The submissions should clearly state what provisions of the current Security Protection Act 2004 and the Security Protection regulation 2012 are to be amended to enhance the growth of the industry. This is necessary in light of numerous complaints from the security companies and interested stake holders of the short falls in the current Act which is said to be hindering the growth of the industry.

All submissions must be dropped at The Authority Head Office: Former Fraud Squad Office, Top Floor, Gorobe Street, 2 Mile Drive, Badili,Boroko NCD in Port Moresby. They can also be posted or emailed using the address on the last page. Copies of the current Security Protection Act 2004 can be obtained at the Security Industries Authority office for K35 to use as a guide to prepare the submissions.

Appointment to the Board of Complaints

The Security Industries Authority in compliance with section 57 of the Security Protection Act 2004 has already advertised in the media in early February 2013 seeking for two (2) interested persons to sit on the Board of Complaints.

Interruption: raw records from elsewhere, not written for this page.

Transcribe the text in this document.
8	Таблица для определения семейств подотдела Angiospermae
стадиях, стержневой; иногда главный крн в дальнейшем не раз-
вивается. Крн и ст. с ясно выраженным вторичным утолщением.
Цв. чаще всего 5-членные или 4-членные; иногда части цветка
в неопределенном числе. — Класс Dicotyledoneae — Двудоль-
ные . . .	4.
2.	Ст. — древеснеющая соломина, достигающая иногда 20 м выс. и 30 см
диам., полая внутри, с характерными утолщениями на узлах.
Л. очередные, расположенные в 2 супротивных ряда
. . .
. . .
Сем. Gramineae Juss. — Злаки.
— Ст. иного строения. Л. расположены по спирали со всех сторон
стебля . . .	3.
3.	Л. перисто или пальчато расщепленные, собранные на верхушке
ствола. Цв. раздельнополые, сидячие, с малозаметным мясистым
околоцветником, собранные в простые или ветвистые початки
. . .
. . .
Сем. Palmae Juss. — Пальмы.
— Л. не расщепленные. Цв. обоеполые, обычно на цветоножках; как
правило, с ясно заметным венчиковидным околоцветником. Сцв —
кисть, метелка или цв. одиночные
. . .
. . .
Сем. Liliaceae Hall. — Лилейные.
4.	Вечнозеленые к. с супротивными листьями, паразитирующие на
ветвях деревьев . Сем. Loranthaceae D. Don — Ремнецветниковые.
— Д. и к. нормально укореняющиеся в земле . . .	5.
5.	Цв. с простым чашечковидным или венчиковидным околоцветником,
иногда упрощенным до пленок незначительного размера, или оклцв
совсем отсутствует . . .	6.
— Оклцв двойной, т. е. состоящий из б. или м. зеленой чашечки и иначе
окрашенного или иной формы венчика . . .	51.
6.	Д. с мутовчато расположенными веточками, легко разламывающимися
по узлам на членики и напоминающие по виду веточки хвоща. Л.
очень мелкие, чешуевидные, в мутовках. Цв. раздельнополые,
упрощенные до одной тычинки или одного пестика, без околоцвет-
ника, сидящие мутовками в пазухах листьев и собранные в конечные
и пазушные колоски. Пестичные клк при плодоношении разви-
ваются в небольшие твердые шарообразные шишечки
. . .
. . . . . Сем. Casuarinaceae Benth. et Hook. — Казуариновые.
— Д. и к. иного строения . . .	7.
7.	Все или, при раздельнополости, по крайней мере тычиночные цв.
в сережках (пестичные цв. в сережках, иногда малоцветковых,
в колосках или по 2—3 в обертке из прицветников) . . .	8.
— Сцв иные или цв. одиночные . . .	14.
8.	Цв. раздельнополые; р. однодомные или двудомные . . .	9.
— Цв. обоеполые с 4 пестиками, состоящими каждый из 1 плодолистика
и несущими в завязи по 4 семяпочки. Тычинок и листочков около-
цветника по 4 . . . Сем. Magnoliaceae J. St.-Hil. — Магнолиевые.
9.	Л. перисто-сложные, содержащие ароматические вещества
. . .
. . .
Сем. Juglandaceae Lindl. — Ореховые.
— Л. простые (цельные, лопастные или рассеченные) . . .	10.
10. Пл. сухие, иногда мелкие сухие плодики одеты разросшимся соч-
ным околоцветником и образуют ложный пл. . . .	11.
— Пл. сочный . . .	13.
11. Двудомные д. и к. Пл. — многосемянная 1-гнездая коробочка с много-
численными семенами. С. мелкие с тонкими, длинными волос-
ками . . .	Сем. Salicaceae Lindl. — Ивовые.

The purposes of the Board of Complaints is to hear allegations made against licensed security companies by the general public and to award appropriate disciplinary penalties to protect the integrity of the security industry. Several applications have already been received and the short listed candidates will be advised in writing by the chairman shortly before a final selection is made for their three (3) yeas appointments by the Minister for Police and Internal Security.